Tuvimos que rectificar el camino varias veces, cuando nos parecía que el arrullo de lo que debía de ser agua se apagaba, oculto siempre tras el rugido de nuestras pesadas respiraciones.

Pero poco a poco parecía que nos acercábamos, y si no era todo una ilusión y finalmente encontrábamos agua, no debía de quedar mucho más.

Lo único que me impidió lanzarme a un charco sucio, que fue lo primero que vimos, fue el brazo firme de Kun, que seguía recostado sobre mis hombros.

—No podemos beber eso —dijo.

—¿Qué? ¿Por qué?

—Tenemos que encontrar el río. Eso que oímos tiene que ser una cascada y tiene que estar por aquí cerca, ese charco es la prueba.

—¿Qué más da si viene del río? —Los labios rotos me dolían al hablar.

—Mi padre decía que solo es seguro beber el agua del fondo del río, donde haya cantos rodados.

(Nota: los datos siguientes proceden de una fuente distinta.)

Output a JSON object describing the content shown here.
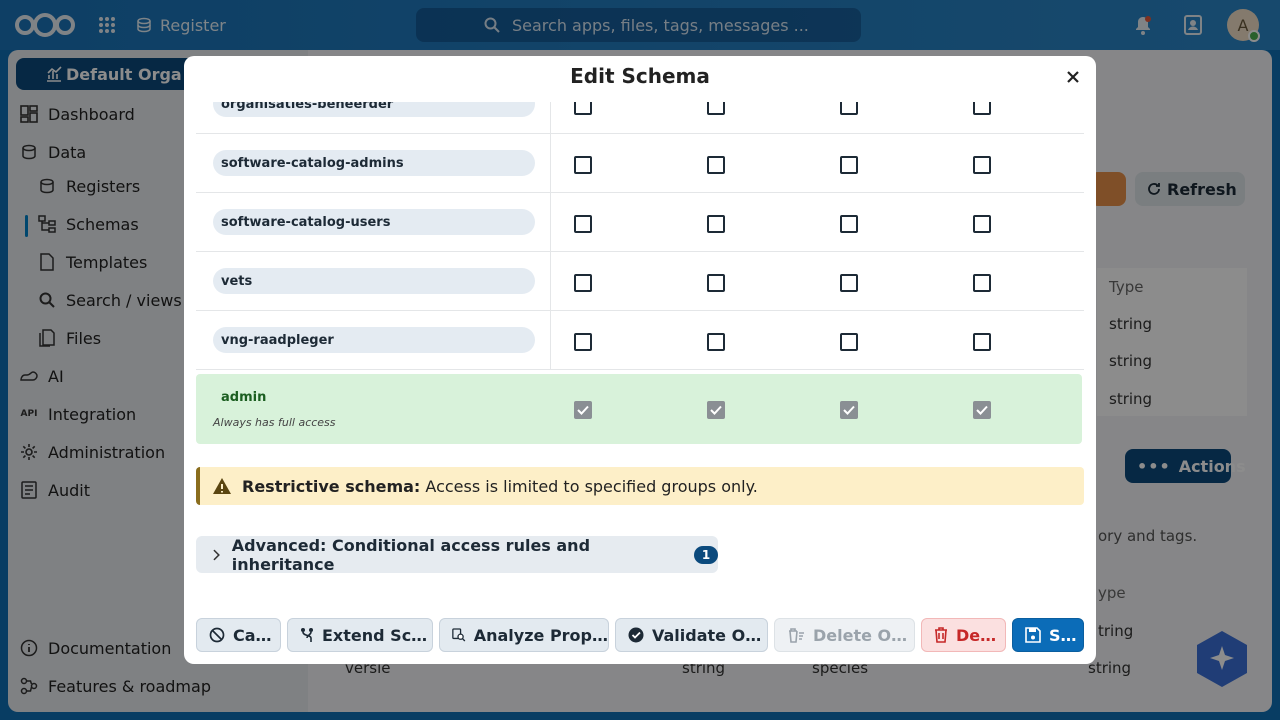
{
  "header": {
    "app_name": "Register",
    "search_placeholder": "Search apps, files, tags, messages ...",
    "avatar_letter": "A"
  },
  "sidebar": {
    "org_button": "Default Orga",
    "items": [
      {
        "label": "Dashboard",
        "icon": "dashboard-icon"
      },
      {
        "label": "Data",
        "icon": "database-icon"
      },
      {
        "label": "Registers",
        "icon": "database-icon"
      },
      {
        "label": "Schemas",
        "icon": "schema-icon"
      },
      {
        "label": "Templates",
        "icon": "file-icon"
      },
      {
        "label": "Search / views",
        "icon": "search-icon"
      },
      {
        "label": "Files",
        "icon": "files-icon"
      },
      {
        "label": "AI",
        "icon": "ai-icon"
      },
      {
        "label": "Integration",
        "icon": "api-icon"
      },
      {
        "label": "Administration",
        "icon": "gear-icon"
      },
      {
        "label": "Audit",
        "icon": "audit-icon"
      }
    ],
    "bottom_items": [
      {
        "label": "Documentation",
        "icon": "info-icon"
      },
      {
        "label": "Features & roadmap",
        "icon": "roadmap-icon"
      }
    ]
  },
  "background": {
    "refresh_label": "Refresh",
    "actions_label": "Actions",
    "type_header": "Type",
    "type_values": [
      "string",
      "string",
      "string"
    ],
    "partial_text": "ory and tags.",
    "type_header_2": "ype",
    "type_values_2": [
      "tring",
      "string"
    ],
    "versie_label": "versie",
    "versie_type": "string",
    "species_label": "species"
  },
  "modal": {
    "title": "Edit Schema",
    "groups": [
      {
        "name": "organisaties-beheerder"
      },
      {
        "name": "software-catalog-admins"
      },
      {
        "name": "software-catalog-users"
      },
      {
        "name": "vets"
      },
      {
        "name": "vng-raadpleger"
      }
    ],
    "admin": {
      "name": "admin",
      "subtitle": "Always has full access"
    },
    "warning": {
      "bold": "Restrictive schema:",
      "text": "Access is limited to specified groups only."
    },
    "advanced": {
      "label": "Advanced: Conditional access rules and inheritance",
      "count": "1"
    },
    "footer": {
      "cancel": "Ca…",
      "extend": "Extend Sc…",
      "analyze": "Analyze Prop…",
      "validate": "Validate O…",
      "delete_objects": "Delete O…",
      "delete": "De…",
      "save": "S…"
    }
  }
}
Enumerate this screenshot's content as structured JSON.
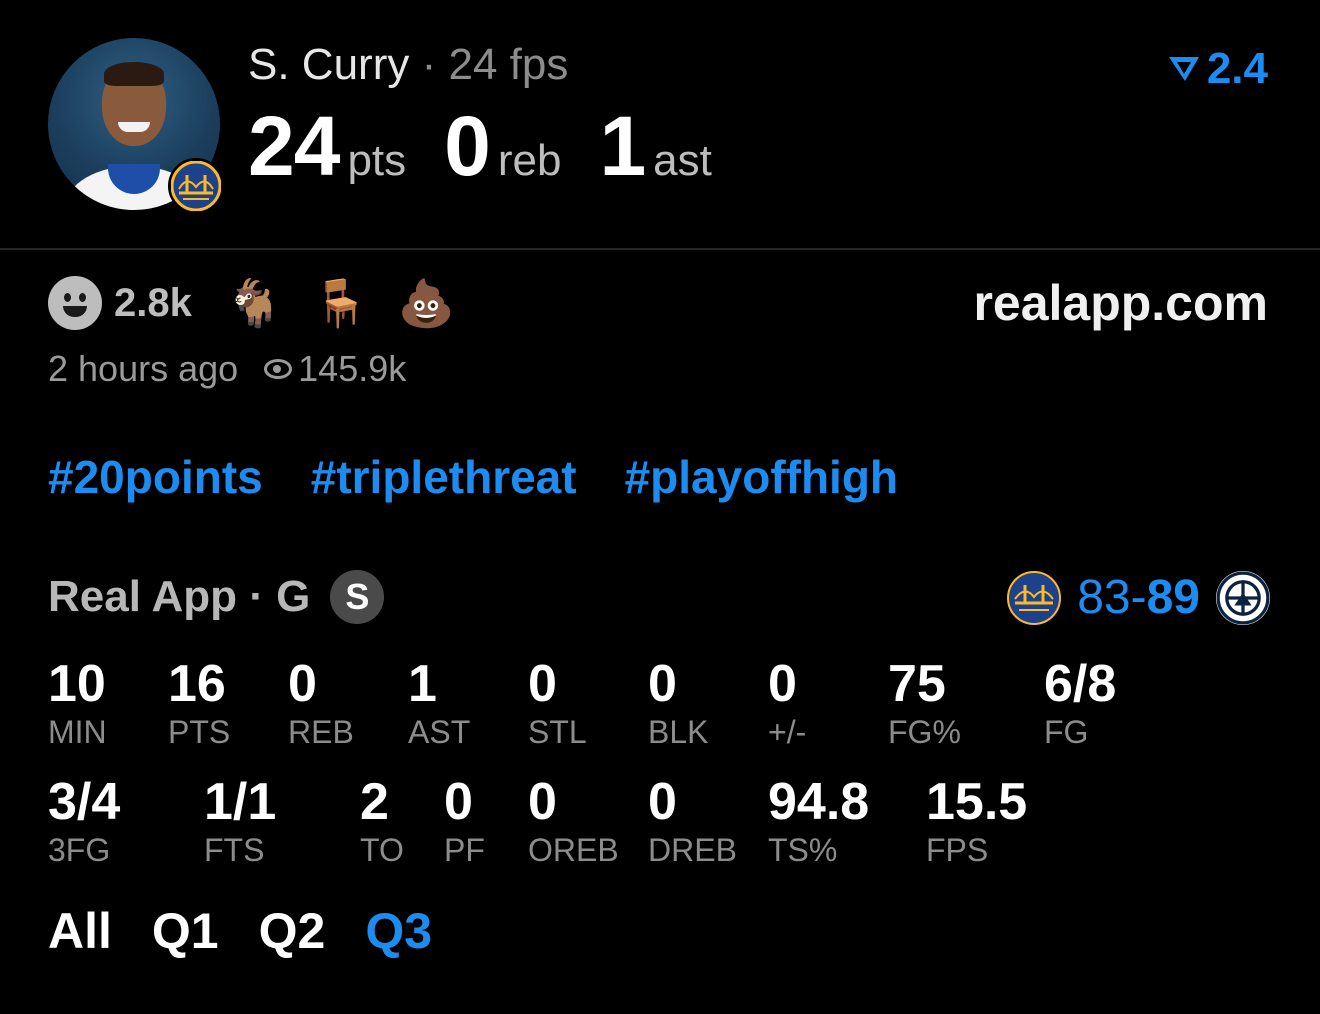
{
  "player": {
    "name": "S. Curry",
    "separator": " · ",
    "fps_label": "24 fps",
    "points": "24",
    "points_label": "pts",
    "rebounds": "0",
    "rebounds_label": "reb",
    "assists": "1",
    "assists_label": "ast"
  },
  "version": {
    "value": "2.4",
    "icon": "real-v-logo-icon"
  },
  "reactions": {
    "count": "2.8k",
    "emojis": [
      "🐐",
      "🪑",
      "💩"
    ]
  },
  "site": "realapp.com",
  "meta": {
    "time_ago": "2 hours ago",
    "views": "145.9k"
  },
  "tags": [
    "#20points",
    "#triplethreat",
    "#playoffhigh"
  ],
  "game": {
    "label": "Real App · G",
    "badge": "S",
    "score_left": "83",
    "score_dash": "-",
    "score_right": "89"
  },
  "stats_row1": [
    {
      "value": "10",
      "label": "MIN"
    },
    {
      "value": "16",
      "label": "PTS"
    },
    {
      "value": "0",
      "label": "REB"
    },
    {
      "value": "1",
      "label": "AST"
    },
    {
      "value": "0",
      "label": "STL"
    },
    {
      "value": "0",
      "label": "BLK"
    },
    {
      "value": "0",
      "label": "+/-"
    },
    {
      "value": "75",
      "label": "FG%"
    },
    {
      "value": "6/8",
      "label": "FG"
    }
  ],
  "stats_row2": [
    {
      "value": "3/4",
      "label": "3FG"
    },
    {
      "value": "1/1",
      "label": "FTS"
    },
    {
      "value": "2",
      "label": "TO"
    },
    {
      "value": "0",
      "label": "PF"
    },
    {
      "value": "0",
      "label": "OREB"
    },
    {
      "value": "0",
      "label": "DREB"
    },
    {
      "value": "94.8",
      "label": "TS%"
    },
    {
      "value": "15.5",
      "label": "FPS"
    }
  ],
  "quarters": [
    "All",
    "Q1",
    "Q2",
    "Q3"
  ],
  "active_quarter": "Q3",
  "colors": {
    "accent": "#1d8cf0",
    "background": "#000000"
  }
}
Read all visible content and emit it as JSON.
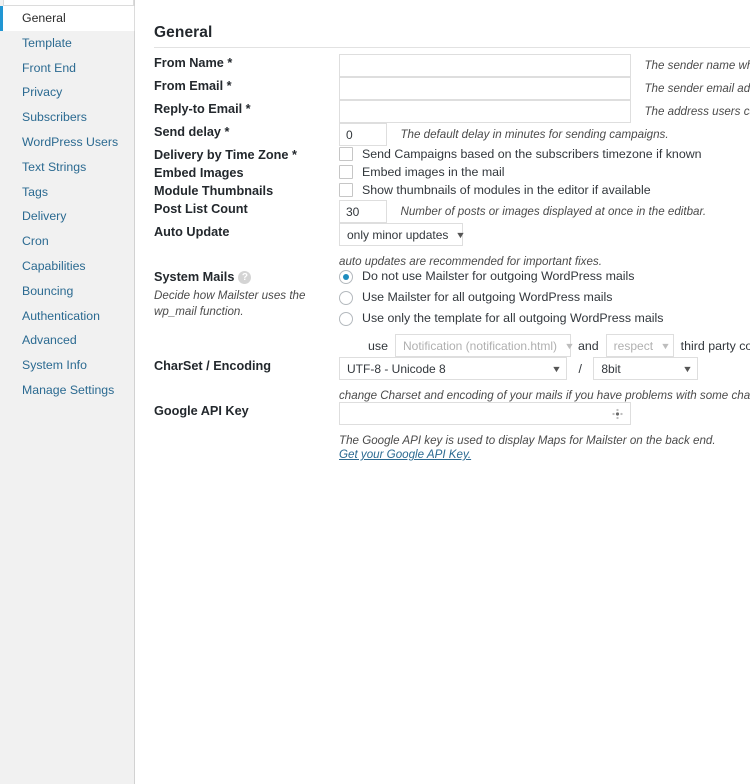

—¿Tu padre es el hijo de Nounou?

—Sí. Murió antes de que yo me fuera a la ciudad.

—¿A Luang Prabang?

—No, antes de eso. Cuando fui al templo y estudié como monje.

Iba a pedirle que me contara más, pero fue en ese momento cuando, por fin, vimos la pequeña cascada, allá al fondo, tras un tapiz de ramas que atravesamos como en un sueño.

Dejé a Kun sentado en la orilla y corrí al agua con la cantimplora vacía. Por supuesto, le hice caso y la llené desde el fondo.

Nada me impidió chapotear en el agua como un vulgar pato una vez que hubimos saciado nuestra sed.